Given that investors prefer linear growth and despise volatility, it’s no surprise that the stock trades at a stunted valuation. The nature of the business and the services it offers causes the volatility we see in the top line — the recent mishaps is not an indication of a long-term issue.
The company derives half of its revenues from the United States and reports in U.S. Dollars, but derives most of its expenses from Israel and Romania. A decline in the values of other currencies relative to the Dollar as we have seen over the past few years bodes well in terms of margins, but poorly in terms of revenues for MNDO, given that the international currencies will need to be converted to Dollars. The revenues/margins will mostly cancel each other out, I don’t see it as a relevant issue.
Dividends & Intelligent Capital Allocation
The pivotal reason for adding this stock to the portfolio is management’s financial acumen. The management team is led by CEO, Monica Iancu. Ms. Iancu owns 17.3% of the shares outstanding and pays out virtually all of the FCF as dividends. Dividend for the year 2016 was paid last month, the yield was 12% (they are paid once a year). The average dividend paid dating back to 2003 – excluding the monster 2009 dividend was $4.40 million, representing an 11% yield on today’s prices.
The chart below is one of the dollar amount of share repurchases of S&P 500 companies. What’s odd is that corporations tend to repurchase stocks when they trade at inflated prices and steer clear when they should actually be buying (08/09 period)
The same holds true for M&A activity, which tends to fall precisely when it should be rising – during a recession when valuations are actually cheap.
I want to mention that MNDO has, over the past 15 years, only repurchased shares in two years – 2008 and 2009. The company repurchased 3,165,902 shares (15% of total) for $2.8 million, or at an average price of $0.88 – The stock trades at $2.05 today.

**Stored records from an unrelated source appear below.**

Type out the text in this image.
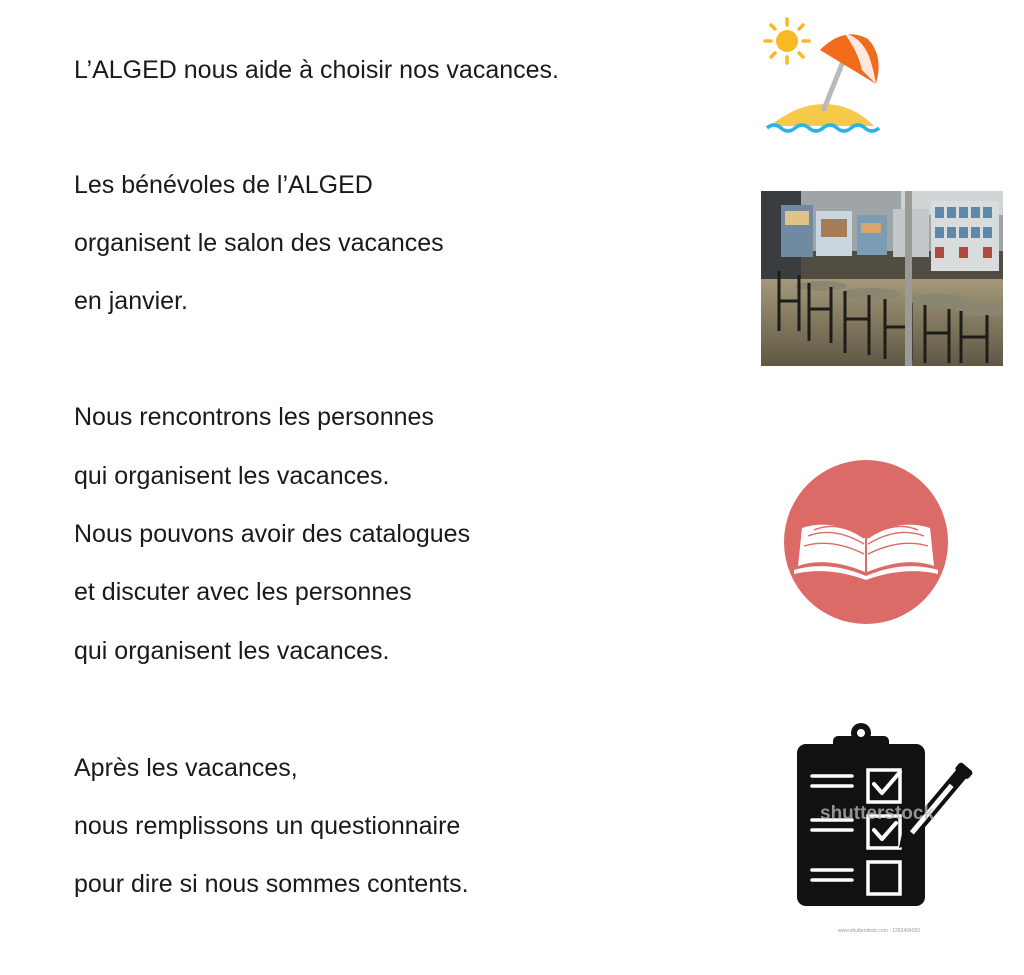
L’ALGED nous aide à choisir nos vacances.
Les bénévoles de l’ALGED
organisent le salon des vacances
en janvier.
Nous rencontrons les personnes
qui organisent les vacances.
Nous pouvons avoir des catalogues
et discuter avec les personnes
qui organisent les vacances.
Après les vacances,
nous remplissons un questionnaire
pour dire si nous sommes contents.
shutterstock
www.shutterstock.com · 1292404093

FY 15’s FCF was $6.2m, but averaging the Free cash flow – which btw, has been positive since 2001 (even in 2007/2008) – over the past 5 years comes $4.7m. The company has consistently cranked out cash at that level over the past 15 years. Current market cap is $39.35 and enterprise value is $25 million. EV/FCF ratio sits at just over 5; 50% upside from today’s prices places the EV/FCF ratio at 9.5 which is still fairly conservative in comparison to the general market level. This will make up 7% of the portfolio.